Before the coronavirus gave the market a cold, consultants say that advisory firm valuations had reached nosebleed levels.
Andrew Altfest, whose firm Altfest Personal Wealth Management has been tentatively seeking merger targets, said that in many cases the firms he was looking at were often too rich for his blood. “It has to be a fair rate of return to buyers to compensate for the amount of time and investments, and I think some of the valuations were high.”
But now the calculus has changed with the coronavirus, the market downturn, self-quarantines and the shutdown of much of the economy. Those RIA firm valuations are going to come down.
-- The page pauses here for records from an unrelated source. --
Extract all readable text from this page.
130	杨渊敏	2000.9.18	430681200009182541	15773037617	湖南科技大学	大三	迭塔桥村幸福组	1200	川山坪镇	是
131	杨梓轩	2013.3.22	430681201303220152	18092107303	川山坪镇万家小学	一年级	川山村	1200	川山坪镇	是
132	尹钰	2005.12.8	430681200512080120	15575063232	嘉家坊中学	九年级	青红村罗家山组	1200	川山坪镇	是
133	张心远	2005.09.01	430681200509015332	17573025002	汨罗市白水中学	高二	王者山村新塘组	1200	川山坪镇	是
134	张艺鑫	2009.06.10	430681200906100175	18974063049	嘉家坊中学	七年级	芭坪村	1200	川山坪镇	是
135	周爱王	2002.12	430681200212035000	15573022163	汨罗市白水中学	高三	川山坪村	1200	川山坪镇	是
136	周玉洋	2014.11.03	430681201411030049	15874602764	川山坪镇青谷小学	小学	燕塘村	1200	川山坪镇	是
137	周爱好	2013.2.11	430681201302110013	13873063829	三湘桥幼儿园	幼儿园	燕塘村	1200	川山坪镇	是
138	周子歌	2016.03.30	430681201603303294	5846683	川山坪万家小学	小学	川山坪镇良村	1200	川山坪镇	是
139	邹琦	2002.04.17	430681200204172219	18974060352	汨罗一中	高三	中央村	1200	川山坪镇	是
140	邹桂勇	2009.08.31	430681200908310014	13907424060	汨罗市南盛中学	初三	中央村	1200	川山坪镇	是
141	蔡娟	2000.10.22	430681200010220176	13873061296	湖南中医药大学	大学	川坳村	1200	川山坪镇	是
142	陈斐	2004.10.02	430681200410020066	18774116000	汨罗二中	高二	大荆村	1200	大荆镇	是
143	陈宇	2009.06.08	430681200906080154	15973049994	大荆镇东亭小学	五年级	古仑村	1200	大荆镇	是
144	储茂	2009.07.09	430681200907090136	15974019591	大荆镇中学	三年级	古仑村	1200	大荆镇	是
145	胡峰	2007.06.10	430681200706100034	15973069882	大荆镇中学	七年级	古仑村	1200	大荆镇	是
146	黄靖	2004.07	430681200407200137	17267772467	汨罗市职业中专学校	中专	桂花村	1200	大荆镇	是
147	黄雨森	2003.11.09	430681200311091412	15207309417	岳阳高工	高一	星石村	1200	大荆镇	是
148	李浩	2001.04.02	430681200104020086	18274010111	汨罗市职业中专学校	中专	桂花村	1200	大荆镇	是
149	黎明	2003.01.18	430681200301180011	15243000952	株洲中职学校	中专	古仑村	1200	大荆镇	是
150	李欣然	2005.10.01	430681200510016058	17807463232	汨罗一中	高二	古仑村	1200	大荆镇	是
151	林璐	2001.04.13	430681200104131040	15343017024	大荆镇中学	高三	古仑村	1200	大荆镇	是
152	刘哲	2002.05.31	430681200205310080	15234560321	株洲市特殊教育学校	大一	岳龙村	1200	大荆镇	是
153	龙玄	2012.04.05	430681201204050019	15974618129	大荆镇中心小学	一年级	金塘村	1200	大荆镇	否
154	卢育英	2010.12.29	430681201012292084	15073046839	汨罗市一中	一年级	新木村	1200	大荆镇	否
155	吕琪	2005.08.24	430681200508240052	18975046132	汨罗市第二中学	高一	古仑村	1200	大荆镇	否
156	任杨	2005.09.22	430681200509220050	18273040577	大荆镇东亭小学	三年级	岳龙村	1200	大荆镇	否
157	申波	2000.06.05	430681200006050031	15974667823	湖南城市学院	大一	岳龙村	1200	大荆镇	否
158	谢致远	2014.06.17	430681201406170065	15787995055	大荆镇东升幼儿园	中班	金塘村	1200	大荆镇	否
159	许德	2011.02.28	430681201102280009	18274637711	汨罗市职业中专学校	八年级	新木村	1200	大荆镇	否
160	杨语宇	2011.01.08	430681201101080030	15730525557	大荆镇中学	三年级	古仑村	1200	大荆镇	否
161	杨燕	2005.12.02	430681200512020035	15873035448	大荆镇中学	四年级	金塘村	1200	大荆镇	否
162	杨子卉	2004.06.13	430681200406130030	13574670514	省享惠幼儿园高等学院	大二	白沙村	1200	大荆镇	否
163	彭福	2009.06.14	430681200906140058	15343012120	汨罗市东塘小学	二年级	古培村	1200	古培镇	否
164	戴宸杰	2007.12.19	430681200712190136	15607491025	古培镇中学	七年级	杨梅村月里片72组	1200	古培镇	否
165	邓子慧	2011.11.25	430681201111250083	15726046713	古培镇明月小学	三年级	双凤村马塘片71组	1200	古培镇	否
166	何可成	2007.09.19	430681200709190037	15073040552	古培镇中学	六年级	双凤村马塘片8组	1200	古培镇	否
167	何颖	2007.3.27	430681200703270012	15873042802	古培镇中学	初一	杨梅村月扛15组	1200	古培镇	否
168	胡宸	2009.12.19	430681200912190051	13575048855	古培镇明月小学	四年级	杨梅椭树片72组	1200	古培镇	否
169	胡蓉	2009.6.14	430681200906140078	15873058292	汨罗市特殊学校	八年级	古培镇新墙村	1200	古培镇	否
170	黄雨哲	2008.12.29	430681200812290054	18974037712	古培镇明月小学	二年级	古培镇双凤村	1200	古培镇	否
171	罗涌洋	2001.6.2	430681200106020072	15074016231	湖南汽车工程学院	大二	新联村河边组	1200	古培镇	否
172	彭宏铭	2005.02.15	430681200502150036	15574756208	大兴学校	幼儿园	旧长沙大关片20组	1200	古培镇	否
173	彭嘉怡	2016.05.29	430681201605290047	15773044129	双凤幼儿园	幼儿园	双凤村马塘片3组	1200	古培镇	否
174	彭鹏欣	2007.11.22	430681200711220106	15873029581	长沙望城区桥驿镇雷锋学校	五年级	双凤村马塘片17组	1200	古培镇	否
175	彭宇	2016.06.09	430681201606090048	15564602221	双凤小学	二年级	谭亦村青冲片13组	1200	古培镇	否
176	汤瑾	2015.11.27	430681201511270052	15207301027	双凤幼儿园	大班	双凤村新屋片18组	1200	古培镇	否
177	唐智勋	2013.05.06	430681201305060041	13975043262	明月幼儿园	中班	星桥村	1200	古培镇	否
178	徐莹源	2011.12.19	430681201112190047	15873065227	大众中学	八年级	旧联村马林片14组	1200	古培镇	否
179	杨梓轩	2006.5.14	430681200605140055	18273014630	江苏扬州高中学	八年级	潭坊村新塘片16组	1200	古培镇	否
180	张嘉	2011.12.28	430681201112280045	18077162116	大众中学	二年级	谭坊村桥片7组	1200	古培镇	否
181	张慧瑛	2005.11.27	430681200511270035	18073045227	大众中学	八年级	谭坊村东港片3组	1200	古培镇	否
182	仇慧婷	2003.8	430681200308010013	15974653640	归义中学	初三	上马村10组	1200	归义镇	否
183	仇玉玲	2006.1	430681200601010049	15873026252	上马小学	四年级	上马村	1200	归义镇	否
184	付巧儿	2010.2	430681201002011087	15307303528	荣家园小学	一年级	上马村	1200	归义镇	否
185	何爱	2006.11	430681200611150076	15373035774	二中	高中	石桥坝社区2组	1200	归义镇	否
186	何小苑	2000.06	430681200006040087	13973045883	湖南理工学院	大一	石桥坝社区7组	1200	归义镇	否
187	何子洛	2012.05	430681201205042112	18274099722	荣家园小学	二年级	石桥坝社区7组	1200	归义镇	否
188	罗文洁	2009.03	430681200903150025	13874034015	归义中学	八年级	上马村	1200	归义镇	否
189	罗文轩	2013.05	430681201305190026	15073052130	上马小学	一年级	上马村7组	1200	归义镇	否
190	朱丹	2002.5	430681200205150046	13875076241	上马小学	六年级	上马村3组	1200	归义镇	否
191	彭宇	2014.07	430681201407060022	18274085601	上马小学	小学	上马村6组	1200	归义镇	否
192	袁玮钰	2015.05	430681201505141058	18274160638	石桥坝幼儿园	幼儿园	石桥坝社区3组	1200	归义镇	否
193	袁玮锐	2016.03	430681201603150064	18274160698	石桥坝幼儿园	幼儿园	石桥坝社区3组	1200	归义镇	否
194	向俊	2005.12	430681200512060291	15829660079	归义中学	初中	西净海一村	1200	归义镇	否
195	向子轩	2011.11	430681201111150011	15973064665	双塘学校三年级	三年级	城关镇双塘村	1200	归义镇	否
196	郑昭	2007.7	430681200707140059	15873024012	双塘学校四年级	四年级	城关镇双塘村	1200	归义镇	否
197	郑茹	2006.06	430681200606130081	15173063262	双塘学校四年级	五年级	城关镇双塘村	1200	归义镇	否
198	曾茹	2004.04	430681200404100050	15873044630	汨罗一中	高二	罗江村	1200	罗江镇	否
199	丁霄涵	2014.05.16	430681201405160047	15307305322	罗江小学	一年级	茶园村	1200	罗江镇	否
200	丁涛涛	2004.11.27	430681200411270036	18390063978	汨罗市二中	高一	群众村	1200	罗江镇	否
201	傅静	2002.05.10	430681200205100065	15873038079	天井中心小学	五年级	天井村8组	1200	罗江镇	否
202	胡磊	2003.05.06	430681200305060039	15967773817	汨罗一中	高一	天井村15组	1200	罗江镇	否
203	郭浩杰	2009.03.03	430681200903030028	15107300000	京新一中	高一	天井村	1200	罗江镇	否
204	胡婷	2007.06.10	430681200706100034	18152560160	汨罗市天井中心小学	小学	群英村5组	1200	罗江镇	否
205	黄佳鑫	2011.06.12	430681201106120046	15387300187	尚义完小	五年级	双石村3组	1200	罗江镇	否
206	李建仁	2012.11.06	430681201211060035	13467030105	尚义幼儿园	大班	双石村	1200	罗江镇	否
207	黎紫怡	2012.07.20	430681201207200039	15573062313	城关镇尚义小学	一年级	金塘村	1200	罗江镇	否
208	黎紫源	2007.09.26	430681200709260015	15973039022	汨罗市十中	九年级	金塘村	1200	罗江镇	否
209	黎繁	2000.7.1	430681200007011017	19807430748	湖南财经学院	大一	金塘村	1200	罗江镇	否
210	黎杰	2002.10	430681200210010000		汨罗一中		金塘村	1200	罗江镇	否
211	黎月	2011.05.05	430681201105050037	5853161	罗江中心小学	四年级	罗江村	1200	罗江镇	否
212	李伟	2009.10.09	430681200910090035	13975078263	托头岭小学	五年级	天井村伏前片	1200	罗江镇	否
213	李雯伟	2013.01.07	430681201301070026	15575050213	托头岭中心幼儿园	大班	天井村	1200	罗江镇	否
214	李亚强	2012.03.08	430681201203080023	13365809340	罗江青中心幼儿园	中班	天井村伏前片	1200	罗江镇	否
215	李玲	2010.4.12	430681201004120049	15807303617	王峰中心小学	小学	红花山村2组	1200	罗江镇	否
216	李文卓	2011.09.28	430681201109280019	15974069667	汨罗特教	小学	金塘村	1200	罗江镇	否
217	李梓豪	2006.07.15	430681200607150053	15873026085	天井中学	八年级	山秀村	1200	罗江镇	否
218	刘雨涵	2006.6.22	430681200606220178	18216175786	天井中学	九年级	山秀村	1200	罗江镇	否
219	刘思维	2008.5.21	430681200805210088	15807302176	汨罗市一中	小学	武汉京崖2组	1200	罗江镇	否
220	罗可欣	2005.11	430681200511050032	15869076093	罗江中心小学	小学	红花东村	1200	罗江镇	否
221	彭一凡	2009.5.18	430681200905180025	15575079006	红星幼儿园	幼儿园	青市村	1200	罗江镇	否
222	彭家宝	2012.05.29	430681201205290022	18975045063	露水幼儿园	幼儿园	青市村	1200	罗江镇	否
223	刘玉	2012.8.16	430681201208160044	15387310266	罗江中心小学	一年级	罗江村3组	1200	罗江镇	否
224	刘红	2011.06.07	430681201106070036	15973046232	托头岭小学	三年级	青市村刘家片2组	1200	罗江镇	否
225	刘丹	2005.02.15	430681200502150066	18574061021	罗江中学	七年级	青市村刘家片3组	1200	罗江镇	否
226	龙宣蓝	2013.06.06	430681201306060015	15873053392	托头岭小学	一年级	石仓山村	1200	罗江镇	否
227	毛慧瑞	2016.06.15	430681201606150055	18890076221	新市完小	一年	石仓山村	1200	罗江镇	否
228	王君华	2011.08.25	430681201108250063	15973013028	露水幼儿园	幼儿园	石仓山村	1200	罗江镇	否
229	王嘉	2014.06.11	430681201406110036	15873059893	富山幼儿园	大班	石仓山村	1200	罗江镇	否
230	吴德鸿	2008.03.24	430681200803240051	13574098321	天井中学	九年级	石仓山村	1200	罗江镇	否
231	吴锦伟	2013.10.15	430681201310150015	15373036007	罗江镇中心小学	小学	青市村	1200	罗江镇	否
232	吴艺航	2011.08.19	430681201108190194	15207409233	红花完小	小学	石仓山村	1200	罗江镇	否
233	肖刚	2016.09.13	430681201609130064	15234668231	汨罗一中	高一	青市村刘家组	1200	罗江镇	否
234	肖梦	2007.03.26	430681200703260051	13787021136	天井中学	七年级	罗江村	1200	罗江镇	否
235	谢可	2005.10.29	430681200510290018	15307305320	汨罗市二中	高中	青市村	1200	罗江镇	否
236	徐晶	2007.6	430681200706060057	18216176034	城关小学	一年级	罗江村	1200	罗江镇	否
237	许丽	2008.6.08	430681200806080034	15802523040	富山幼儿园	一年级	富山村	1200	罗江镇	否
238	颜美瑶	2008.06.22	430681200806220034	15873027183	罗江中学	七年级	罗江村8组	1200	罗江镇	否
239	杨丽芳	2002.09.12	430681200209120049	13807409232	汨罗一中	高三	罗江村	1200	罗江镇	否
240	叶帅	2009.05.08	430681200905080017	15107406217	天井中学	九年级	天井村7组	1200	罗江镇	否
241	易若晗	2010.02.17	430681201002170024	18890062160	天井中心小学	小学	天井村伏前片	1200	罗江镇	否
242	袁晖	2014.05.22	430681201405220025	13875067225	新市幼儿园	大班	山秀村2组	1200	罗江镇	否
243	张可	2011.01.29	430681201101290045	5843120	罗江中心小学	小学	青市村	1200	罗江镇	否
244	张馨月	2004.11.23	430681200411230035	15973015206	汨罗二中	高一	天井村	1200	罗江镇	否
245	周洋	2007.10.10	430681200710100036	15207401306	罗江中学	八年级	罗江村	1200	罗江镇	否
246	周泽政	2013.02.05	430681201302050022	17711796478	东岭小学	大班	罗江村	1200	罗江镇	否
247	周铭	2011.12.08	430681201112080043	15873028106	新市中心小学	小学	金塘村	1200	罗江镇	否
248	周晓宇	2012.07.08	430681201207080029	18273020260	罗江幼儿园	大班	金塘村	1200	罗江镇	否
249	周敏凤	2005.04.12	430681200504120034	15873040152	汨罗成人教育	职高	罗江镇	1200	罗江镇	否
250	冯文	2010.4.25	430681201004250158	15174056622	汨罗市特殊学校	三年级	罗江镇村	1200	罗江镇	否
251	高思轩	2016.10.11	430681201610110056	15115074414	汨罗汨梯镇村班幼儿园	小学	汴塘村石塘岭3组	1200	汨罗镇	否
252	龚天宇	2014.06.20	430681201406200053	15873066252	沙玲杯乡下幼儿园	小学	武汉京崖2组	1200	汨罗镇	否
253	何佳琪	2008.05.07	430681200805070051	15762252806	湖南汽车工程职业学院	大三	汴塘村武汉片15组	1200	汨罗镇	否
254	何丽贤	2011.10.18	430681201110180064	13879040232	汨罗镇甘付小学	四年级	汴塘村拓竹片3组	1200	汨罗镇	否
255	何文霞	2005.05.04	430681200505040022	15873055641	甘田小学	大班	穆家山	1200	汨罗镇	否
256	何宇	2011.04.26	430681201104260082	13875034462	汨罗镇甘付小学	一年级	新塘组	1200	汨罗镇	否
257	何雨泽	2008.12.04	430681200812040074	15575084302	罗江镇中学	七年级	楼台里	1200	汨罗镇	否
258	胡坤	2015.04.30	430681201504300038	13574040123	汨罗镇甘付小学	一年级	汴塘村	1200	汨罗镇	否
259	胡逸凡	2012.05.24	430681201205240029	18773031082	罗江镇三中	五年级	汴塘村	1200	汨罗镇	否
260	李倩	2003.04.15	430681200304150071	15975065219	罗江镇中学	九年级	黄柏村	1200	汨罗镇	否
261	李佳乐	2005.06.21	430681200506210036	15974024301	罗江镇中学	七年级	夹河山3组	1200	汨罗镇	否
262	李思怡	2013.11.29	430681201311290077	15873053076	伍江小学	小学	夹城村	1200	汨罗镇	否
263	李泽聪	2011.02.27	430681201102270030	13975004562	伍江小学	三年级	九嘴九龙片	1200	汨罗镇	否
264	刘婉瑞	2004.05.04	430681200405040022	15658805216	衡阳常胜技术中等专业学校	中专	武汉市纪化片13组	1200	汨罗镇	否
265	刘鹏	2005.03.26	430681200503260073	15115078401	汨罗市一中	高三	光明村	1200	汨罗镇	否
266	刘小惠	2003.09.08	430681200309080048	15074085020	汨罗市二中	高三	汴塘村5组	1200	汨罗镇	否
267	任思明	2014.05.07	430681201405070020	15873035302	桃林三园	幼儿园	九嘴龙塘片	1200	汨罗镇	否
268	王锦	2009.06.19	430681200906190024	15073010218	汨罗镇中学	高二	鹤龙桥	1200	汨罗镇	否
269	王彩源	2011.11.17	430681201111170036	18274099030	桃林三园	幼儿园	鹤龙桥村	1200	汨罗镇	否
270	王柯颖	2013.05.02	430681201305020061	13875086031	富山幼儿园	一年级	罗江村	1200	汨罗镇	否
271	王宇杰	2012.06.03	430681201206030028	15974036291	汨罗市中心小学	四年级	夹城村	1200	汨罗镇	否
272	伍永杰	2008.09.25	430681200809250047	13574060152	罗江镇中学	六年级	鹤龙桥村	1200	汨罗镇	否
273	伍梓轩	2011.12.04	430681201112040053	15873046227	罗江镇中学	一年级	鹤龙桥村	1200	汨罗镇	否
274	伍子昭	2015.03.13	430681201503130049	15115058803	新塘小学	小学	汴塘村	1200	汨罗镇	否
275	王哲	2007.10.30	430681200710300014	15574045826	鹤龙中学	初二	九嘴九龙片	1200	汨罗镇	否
“I believe this sudden and aggressive down move in the markets exposes the vulnerabilities of most RIAs, particularly smaller RIAs,” said Matt Cooper, the president of Beacon Pointe Advisors, a Newport Beach, Calif., firm that’s in acquisition mode. “Most [firms] bill as a percentage of AUM, and with asset prices falling across the board, RIAs are [going to see] an almost certain drop in revenues. Because a large percentage—my guess is well more than 50%—bill quarterly in advance, we are a week away from pegging values for [second quarter] billings and revenues.” (Cooper made the comments last week, as April 1 loomed.)
The owners paying advisors a fixed salary “are shouldering all the risk of the reduced revenues,” he said.
But just as the stock market decline itself leads to opportunities (if you are in the position to buy), so too do reduced valuations for RIA firms. One silver lining: Junior staffers are now in a better position to buy into the firms they have helped build, say consultants, because lower revenue means lowered valuations.
“A second silver lining is that the loans for these purchases—the interest rates are going to be better, that’s another benefit,” said David DeVoe, whose firm DeVoe & Co. consults with advisors on M&A activity. “The third thing is the shock to the system will hopefully jolt many advisors into putting these plans in place. We’re still an industry that has 70% of advisors that do not have a written succession plan.”
But consultants say the process must be thought out carefully. DeVoe said he recommends separating equity from compensation. There’s a reward for labor and there should be different rewards for being shareholders.
Philip Palaveev, a consultant with the Ensemble Practice, said in mid-March that a healthy firm that’s profitable with good teams won’t have trouble going through the crisis, especially if they hold onto relationships with clients. Firms with little debt, good capital reserves and 25% profit margins are going to be in better stead to get through the crisis, he said, as they got through the crisis of 2008. But he said advisors very often don’t look at their own P&L sheets and that’s going to make it hard when revenues decline.
Palaveev said it would be tempting, but a mistake, to use the capital cushion if times get tight for advisories trying to pay their bills. However, he said it is a more defensible use of capital reserves to help partners who are buying in by making disproportionate distributions or to make a second loan to them.